Data privacy in the tourism and hospitality sector
Personal data security is becoming increasingly important in the tourism and hospitality sector, but many companies may not be ready to comply with the EU’s tough new data protection laws, which must be implemented by May 2018.
All EU businesses that handle data will have to comply with the General Data Protection Regulation (GDPR), which will require investment in systems and training for employees. As the deadline for implementing GDPR approaches, data privacy is rising up the agenda for senior management. This will impact all customer data in the tourism and hospitality sector, including CRM databases and online booking/enquiry systems. The GDPR will affect many departments and goes beyond any border within an organisation, so the relevant level for accountability has to be at director level. As a minimum, directors of hotels, commercial organisations, tourist boards and so on will have to ensure that their businesses remain compliant with the GDPR. This will entail constant monitoring of systems and processes against the regulation’s requirements to avoid data breaches and manage the risks. Large companies may want to create privacy committees to improve oversight or link data privacy objectives to directors’ performance management.

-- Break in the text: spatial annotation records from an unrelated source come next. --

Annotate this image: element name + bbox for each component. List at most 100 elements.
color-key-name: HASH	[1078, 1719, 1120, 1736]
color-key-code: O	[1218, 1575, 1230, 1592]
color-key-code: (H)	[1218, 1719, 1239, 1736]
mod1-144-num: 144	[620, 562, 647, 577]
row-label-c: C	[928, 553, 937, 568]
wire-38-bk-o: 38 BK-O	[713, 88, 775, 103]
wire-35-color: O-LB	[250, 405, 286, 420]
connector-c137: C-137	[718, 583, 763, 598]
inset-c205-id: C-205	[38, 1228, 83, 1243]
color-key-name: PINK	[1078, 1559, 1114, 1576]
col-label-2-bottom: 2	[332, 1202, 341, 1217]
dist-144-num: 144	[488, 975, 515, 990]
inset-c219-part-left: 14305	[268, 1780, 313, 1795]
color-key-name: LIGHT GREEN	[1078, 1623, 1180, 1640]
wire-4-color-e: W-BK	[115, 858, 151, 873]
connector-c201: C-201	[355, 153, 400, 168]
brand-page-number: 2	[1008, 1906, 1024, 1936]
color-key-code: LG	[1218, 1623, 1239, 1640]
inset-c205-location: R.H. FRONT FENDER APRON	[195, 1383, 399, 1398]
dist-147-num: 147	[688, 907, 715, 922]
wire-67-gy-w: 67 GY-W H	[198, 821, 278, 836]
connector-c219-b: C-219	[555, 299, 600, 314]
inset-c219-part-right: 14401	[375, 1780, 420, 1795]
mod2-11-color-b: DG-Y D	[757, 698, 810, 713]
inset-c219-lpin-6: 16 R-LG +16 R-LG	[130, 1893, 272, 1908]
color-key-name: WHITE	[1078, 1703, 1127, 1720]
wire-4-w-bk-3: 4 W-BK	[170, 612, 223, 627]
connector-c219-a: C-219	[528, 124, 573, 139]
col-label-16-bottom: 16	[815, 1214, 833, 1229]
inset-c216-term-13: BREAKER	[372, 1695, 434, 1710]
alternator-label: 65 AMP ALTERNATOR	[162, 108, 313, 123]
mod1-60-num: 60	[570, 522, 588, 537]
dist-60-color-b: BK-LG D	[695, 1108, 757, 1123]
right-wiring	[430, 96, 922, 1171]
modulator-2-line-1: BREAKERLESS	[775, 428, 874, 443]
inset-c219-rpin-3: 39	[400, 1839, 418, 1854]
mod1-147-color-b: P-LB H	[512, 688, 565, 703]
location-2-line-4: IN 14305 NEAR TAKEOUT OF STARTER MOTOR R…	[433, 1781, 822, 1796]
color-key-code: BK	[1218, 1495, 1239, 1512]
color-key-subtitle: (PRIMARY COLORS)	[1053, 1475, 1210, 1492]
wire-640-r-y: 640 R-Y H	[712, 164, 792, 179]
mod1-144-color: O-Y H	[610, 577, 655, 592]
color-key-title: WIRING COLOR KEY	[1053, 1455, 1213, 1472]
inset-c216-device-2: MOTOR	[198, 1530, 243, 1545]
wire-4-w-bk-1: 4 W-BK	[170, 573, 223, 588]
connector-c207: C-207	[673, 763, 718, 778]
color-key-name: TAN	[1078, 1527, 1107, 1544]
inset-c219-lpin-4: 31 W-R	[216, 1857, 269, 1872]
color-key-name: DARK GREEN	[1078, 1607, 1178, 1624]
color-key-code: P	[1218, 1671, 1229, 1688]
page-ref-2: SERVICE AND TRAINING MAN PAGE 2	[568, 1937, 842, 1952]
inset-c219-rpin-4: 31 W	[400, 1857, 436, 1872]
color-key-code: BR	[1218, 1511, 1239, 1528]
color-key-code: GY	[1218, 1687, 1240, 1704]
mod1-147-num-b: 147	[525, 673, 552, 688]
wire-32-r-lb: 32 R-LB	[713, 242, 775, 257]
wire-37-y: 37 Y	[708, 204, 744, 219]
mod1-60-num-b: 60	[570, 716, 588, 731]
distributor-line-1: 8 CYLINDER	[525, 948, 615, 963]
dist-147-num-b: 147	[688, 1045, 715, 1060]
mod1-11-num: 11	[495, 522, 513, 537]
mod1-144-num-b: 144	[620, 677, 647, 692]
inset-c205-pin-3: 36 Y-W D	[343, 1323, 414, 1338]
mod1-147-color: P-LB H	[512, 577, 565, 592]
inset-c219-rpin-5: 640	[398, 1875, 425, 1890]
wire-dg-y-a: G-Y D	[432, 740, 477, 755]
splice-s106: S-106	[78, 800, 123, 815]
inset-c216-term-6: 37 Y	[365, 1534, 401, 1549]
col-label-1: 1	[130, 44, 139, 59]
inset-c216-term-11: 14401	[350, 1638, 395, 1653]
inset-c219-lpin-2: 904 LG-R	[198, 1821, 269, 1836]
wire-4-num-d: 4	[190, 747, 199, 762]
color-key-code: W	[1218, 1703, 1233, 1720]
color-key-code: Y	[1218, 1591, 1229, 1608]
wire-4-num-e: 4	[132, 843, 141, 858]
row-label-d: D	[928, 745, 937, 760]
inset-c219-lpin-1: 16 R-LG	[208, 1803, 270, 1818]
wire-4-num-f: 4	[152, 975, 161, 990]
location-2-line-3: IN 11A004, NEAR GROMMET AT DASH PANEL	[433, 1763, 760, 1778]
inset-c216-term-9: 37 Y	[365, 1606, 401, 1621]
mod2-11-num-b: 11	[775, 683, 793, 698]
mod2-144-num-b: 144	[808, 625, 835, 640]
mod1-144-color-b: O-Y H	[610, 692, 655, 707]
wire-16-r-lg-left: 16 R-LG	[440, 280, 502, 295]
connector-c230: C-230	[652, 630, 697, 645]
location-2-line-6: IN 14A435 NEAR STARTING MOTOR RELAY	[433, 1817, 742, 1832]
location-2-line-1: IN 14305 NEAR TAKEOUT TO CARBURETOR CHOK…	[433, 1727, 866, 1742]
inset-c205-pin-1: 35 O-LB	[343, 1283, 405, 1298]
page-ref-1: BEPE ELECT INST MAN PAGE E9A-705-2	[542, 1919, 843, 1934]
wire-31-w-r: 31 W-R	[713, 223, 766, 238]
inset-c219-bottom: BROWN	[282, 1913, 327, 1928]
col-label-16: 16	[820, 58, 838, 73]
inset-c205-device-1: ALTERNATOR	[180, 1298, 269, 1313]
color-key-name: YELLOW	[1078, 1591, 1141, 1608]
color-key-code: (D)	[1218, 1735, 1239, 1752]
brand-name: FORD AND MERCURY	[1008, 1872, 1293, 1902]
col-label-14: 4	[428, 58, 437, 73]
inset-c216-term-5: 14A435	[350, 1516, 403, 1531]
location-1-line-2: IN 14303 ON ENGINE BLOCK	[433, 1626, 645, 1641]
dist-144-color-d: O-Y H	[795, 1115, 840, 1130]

Management teams must ask themselves some fundamental questions on GDPR to make sure they are compliant:
Do they understand the key elements of GDPR and its potential impact on their stored data?
What do they really know about GDPR readiness? Have they seen their company’s GDPR-readiness assessment? This provides an overview of the risks and where they are located.
How do they ensure they have all the information they need?
Have they seen their company’s implementation action plan with specific recommendations, such as system adaptation or cyber-training programmes?
Management simply can’t ignore these questions. Companies that fail to comply with the GDPR could face fines of up to 4% of global turnover or €20m, whichever is greater, in the case of a breach. Most importantly, the reputational and brand damage of such a breach can have major consequences for a business.
However, I strongly believe it’s important to stress that smart companies are focusing on the opportunities to maximise returns on investment, rather than focusing on the threat of sanctions. The new GDPR requirements can be an opportunity for organisations in the tourism and hospitality sector who typically store significant amounts of personal data, to promote a data-responsible image. Companies need to find new ways to limit the amount of data they collect, and communicate the benefits to customers. For large, international companies the harmonisation of the data protection rules across Europe is a positive step. The introduction of the ‘one stop shop’ principle, for example, allows businesses to rely on only one regulator when they are a cross border organisation.
The strategic importance of data protection will remain an issue long after the May 2018 deadline and management teams need to ensure they are ready for the impact of the GDPR. However, whether that impact is positive or negative is largely in their hands.